Fig. 7. Silencing of β-arrestin2 inhibits differentiation of THP-1 cells to macrophages and reduces hepatocyte apoptosis induced by TNF-α secreted from macrophages.

a After treatment with phorbol-12-myristate-13-acetate (PMA) for 12–48 h, β-arrestin2 expression in THP-1 cells was analyzed using Western blotting. ^**P < 0.01 compared with the control group. b After transfection with β-arrestin2 siRNA, macrophage surface marker CD68 (red) expression was analyzed using immunofluorescence. The nuclei were examined by 4′,6-diamidino-2-phenylindole (blue). c The expressions of CD68 and CD36 in THP-1 cells treated with PMA were detected using flow cytometry after interfering with β-arrestin2 siRNA. ^##P < 0.01 compared with control group; **P < 0.01 compared with scrambled group. d Immunofluorescence was used to observe the effects of PD98059 or SB203580 on CD68 expression in THP-1 cells stimulated by PMA. ^##P < 0.01 compared with control group; **P < 0.01 compared with PMA group. e Western blotting revealed the expression of p-ERK and p-p38 in THP-1 cells stimulated with PMA after transfection with β-arrestin2 siRNA. ^##P < 0.01 compared with the control group; ^**P < 0.01 compared with the scrambled group. f Effects of β-arrestin2 on TNF-α secretion by monocyte-derived macrophages detected using enzyme-linked immunosorbent assay. ^&&P < 0.01 compared with the control group; ^**P < 0.01compared with the empty vector group^{; ##}P < 0.01 compared with the scrambled group. g The apoptosis rates of L02 cells cultured with conditioned media (CM). ^&&P < 0.01 compared with the control-CM group; ^**P < 0.01 compared with the empty vector-CM group; ^##P < 0.01 compared with the scrambled-CM group. ^$$P < 0.01 compared with the pcDNA-β-arrestin2-CM group.

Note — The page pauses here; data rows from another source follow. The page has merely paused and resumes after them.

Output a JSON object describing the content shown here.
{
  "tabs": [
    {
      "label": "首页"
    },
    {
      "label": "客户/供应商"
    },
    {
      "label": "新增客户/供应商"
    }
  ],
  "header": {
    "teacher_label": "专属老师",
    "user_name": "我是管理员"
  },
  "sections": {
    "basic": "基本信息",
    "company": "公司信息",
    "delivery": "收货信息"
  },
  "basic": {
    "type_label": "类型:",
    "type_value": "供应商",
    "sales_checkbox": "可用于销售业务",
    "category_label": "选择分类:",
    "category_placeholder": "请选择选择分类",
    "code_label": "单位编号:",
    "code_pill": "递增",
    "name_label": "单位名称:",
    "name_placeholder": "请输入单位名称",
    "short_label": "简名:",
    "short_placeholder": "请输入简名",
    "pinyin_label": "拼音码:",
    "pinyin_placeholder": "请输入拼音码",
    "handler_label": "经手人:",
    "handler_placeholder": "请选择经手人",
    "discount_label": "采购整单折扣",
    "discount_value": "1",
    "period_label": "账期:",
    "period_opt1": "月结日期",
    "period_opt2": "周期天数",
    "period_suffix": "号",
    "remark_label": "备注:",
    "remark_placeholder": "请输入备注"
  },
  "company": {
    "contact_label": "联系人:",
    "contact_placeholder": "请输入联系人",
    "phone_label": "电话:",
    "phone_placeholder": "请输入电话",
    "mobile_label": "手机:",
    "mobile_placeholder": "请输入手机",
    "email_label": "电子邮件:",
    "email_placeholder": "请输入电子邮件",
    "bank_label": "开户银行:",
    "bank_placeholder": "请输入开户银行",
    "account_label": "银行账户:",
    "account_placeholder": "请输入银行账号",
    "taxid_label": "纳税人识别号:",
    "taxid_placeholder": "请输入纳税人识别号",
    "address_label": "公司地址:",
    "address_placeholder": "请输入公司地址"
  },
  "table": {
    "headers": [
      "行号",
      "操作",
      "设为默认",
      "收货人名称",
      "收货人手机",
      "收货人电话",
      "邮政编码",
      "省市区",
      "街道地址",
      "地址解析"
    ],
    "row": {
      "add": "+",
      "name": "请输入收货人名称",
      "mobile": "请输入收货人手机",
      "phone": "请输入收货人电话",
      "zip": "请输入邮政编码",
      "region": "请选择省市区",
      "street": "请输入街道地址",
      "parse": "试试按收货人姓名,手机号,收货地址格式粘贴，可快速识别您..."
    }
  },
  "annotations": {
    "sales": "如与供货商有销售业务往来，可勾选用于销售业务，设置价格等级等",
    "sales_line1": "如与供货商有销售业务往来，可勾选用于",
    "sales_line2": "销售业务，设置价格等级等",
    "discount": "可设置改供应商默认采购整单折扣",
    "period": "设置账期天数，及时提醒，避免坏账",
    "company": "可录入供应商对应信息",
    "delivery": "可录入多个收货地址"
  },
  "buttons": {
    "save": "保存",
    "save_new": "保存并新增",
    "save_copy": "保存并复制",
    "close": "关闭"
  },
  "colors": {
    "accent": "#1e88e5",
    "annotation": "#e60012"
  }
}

Fig. 8. Deletion of β-arrestin2 reduces apoptosis of primary hepatocytes by activating the Akt/GSK-3β pathway.

a Effects of β-arrestin2 deficiency on apoptosis of TNF-α-induced primary hepatocytes were detected using flow cytometry. b Western blotting revealed the expression of Bax and Bcl-2 in TNF-α stimulated primary hepatocytes. c The protein levels of Akt, GSK-3β, p-Akt, and p-GSK-3β in hepatocytes after TNF-α stimulation were assessed using Western blotting. ^*P < 0.05, ^**P < 0.01 compared with the control group, ^#P < 0.05, ^##P < 0.01 compared with the TNF-α group. d Effect of LY294002 (Akt inhibitor) on apoptosis of hepatocytes from Arrb2 KO mice. ^**P < 0.01 compared with the TNF-α group. e The schematic diagram of the mechanism underlying the regulation of monocyte migration and differentiation by β-arrestin2, further mediating hepatocyte apoptosis in autoimmune hepatitis.